Basically it comes down to this: I like baseball. I like it a lot. I liked it as a five-year-old kid. I’ll probably still like it as an 80-year-old kid. I can admit that many, many games during an MLB season are boring. You get games that are 6-0 before your team even comes to bat. You get games, unlike other sports, where non-injured starters rest and the manager sacrifices a blowout to keep key players spry. You get games that stretch on for hours due to on-and-off rain delays. It’s a freakin’ marathon that can, at times, be more boring than watching an actual marathon.
But the postseason? Each pitch in the first inning of a Division Series feels like a mini heart attack.

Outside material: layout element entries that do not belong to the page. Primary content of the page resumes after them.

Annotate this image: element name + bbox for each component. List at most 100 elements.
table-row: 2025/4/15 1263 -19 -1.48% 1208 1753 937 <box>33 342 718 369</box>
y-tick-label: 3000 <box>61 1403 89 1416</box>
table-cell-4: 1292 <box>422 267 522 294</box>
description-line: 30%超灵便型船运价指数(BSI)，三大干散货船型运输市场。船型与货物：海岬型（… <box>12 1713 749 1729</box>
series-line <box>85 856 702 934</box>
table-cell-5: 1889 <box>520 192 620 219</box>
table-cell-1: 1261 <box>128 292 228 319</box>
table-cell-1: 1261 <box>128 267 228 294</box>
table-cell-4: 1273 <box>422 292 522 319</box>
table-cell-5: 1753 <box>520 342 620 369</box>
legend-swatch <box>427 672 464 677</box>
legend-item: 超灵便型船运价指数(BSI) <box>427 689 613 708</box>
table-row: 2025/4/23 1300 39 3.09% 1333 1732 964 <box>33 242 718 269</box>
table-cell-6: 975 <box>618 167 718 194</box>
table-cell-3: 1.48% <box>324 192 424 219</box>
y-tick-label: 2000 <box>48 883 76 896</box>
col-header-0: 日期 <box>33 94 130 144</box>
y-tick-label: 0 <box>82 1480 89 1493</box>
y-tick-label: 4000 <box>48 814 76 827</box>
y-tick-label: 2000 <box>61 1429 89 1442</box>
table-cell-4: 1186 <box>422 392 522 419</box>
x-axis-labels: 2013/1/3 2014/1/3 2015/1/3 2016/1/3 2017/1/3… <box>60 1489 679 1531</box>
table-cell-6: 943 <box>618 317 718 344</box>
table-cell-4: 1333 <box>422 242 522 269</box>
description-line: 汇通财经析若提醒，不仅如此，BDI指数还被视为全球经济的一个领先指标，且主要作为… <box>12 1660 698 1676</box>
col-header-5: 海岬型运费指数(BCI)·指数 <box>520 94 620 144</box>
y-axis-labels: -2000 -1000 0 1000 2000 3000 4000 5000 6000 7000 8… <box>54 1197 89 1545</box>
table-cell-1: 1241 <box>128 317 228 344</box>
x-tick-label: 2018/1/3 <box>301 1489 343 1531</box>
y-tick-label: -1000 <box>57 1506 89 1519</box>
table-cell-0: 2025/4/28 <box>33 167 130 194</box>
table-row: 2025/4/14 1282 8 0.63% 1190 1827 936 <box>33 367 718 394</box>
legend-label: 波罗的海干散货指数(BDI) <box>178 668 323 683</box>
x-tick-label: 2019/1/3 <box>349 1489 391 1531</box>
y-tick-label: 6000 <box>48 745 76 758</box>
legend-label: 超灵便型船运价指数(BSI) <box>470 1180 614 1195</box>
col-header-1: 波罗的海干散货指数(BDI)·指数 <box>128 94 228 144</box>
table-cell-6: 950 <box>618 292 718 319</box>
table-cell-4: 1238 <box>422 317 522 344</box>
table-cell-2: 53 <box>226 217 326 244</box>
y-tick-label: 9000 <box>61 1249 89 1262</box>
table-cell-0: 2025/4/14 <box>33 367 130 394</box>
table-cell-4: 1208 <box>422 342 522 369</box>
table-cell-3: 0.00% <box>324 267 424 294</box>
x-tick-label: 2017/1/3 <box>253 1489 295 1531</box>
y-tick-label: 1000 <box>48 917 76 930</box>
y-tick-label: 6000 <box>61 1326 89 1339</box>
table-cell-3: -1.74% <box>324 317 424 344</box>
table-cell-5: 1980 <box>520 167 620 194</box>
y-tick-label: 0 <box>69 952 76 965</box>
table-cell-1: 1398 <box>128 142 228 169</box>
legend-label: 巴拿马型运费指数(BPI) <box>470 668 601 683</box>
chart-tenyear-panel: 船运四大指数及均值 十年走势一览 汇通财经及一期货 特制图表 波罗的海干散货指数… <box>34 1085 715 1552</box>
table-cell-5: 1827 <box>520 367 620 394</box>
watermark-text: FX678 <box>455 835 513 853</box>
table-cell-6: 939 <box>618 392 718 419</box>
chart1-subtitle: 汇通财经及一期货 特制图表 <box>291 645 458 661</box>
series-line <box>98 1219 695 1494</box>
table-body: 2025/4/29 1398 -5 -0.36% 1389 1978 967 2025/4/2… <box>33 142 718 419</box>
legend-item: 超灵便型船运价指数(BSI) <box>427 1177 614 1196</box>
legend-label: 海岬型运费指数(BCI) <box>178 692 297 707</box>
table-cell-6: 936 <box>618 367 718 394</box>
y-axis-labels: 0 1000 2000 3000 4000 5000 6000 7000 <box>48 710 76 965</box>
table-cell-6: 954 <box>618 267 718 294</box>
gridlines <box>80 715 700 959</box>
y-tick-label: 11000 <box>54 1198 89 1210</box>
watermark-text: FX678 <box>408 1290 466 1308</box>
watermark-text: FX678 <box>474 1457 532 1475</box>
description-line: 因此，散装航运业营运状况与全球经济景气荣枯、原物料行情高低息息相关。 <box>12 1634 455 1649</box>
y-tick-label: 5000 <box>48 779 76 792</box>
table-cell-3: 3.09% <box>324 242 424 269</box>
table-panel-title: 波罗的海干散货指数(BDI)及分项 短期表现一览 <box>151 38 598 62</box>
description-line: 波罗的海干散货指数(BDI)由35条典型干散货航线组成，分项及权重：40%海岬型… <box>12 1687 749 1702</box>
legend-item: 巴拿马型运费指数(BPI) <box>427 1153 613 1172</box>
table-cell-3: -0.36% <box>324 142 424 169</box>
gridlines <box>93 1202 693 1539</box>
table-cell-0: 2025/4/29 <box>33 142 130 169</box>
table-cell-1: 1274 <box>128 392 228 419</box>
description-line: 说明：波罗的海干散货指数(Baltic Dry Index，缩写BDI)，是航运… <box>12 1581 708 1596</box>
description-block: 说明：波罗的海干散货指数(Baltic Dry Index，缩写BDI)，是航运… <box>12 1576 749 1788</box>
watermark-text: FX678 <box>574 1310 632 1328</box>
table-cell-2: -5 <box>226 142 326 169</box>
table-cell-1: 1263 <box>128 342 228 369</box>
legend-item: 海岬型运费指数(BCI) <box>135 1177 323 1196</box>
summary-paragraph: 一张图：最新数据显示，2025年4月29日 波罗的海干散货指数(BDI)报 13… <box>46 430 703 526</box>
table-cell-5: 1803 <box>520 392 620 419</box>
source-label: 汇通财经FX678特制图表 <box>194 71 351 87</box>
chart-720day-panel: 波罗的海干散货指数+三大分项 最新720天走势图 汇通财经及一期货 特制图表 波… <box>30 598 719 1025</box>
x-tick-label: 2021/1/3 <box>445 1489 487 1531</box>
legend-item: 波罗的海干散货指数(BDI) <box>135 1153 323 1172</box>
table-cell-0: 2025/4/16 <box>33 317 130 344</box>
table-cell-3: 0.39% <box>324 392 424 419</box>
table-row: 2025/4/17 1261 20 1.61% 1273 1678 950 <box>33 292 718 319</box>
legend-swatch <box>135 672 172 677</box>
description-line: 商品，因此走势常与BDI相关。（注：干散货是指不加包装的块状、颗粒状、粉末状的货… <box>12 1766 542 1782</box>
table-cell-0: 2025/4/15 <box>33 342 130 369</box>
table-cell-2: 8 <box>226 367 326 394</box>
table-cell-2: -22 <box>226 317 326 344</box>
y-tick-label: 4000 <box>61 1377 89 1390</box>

To sit through six months of games—from freezing early-April, to the dog days of August, to the playoff chase—only to miss the most exciting games your team has played in two decades shows how little MLB (and their TV partners) care about non-major markets. It’s as if some baseball and network shot callers simply think fans don’t care what teams are playing, as long as there’s a game on.
Right now there have to be millions of fans who are silently enraged that they have to burn a personal day/sick day/risk getting fired to watch the biggest game in a generation for teams they’ve been supporting their whole lives. Meanwhile, Major League Baseball will tout that their ratings are up. Many will blindly applaud these figures and the suits who decided to ensure there’s only one option at a time to tune into. But that decision comes at the expense of honest, hardworking people who just want to watch their teams play contests that actually mean something after sitting through thousands that didn’t. Playoff games are rare. Nobody knows that better than Kansas City, or Toronto, or White Sox fans.
Unfortunately, if you have a dad (or are a dad) in Kansas City/Toronto who missed most of this series, the only thing you can do is exactly what my dad did about it 15 years ago—absolutely nothing.
Or become a Yankees or Mets fan, I guess.